Die Beklagte hat damit nach der Auffassung des Arbeitsgerichts Emden gegen ihre Verpflichtung aus Art. 31 Abs. 2 der EU Grundrechte-Charta zur Einrichtung eines objektiven, verlässlichen und zugänglichen Systems für die Erfassung der täglichen Arbeitszeit des Klägers verstoßen.

 

Diese Verpflichtung ergebe sich aus der unmittelbaren Anwendung von Art. 31 Abs. 2 der EU Grundrechte-Charta sowie der in deren Lichte auszulegenden Art. 3, 5 und 6 der Arbeitszeitrichtlinie (2003/88/EG), denen sich die Verpflichtung des Arbeitgebers zur Einrichtung eines Systems zur Arbeitszeiterfassung entnehmen ließe. Diese Pflicht treffe den Arbeitgeber ohne dass es hierzu einer Umsetzung durch den deutschen Gesetzgeber bedürfe.

 

Konsequenzen für die Praxis

Das Arbeitsgericht Emden verpflichtet Arbeitgeber damit zur generellen Arbeitszeiterfassung aller Mitarbeiter. Das deutsche Recht kennt bislang nur Spezialregelungen zur Arbeitszeiterfassung in bestimmten Wirtschaftsbereichen oder Wirtschaftszweigen sowie mit § 16 Abs. 2 Arbeitszeitgesetz (ArbZG) die Aufzeichnung von Mehrarbeit.

 

Die unmittelbare Anwendung europäischen Rechts, wie hier vom Arbeitsgericht Emden vorgenommen, ist umstritten. Es bedarf in Umsetzung der europäischen Vorgaben und zur Klarstellung und Rechtssicherheit einer entsprechenden Anpassung des deutschen Rechts, also des ArbZG. Diese dürfte voraussichtlich größtenteils an die bereits bestehenden Regelungen im Hinblick auf Aufbewahrungsfristen, die Ahndung von Verstößen und der Delegationsmöglichkeit der Aufzeichnung auf die Mitarbeiter anknüpfen.

 

Abzuwarten bleibt, ob Ausnahmen für bestimmte Tätigkeiten oder Unternehmen vorgesehen werden.

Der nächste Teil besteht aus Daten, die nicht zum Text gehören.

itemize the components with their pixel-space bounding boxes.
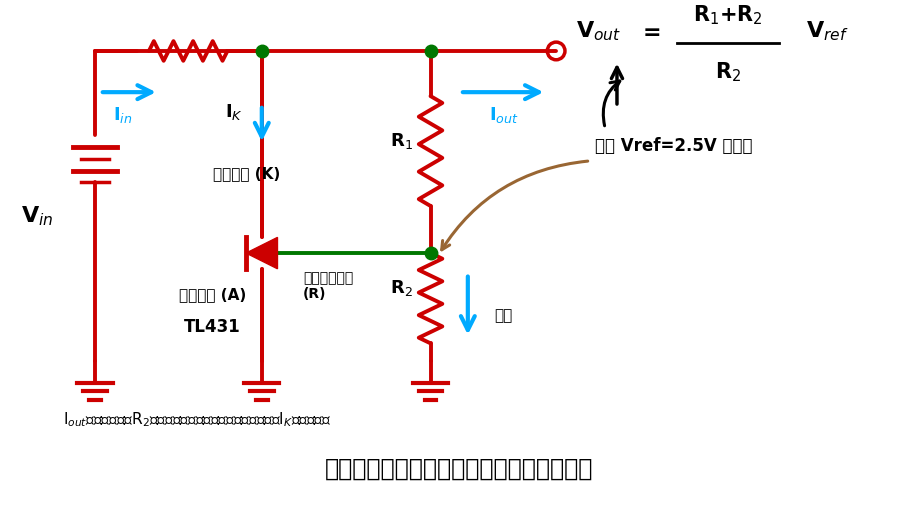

Der EuGH hatte in seiner Entscheidung diese Möglichkeit angenommen. Interessant wird sein, welche Umsetzungsmöglichkeiten einzelne Unternehmen zur Zeiterfassung nutzen oder entwickeln werden; bestimmte Vorgaben zur Form der Zeiterfassung (Erfassung mittels eines elektronischen Systems, durch händisch erstellte Stundenzettel oder in anderer Form) existieren nämlich nicht. Sie dürfte insbesondere von den jeweiligen Einzel- und Besonderheiten der Unternehmen, Arbeitnehmer und Tätigkeiten abhängen. Natürlich spielt dabei auch die Berücksichtigung des Datenschutzrechts eine relevante Rolle.

 

Im Hinblick auf Vergütungsprozesse sind Arbeitgeber bereits jetzt gut beraten, die Arbeitszeiten ihrer Mitarbeiter möglichst konkret zu erfassen, um im Streitfall ihrer Darlegungs- und Beweislast nachkommen zu können.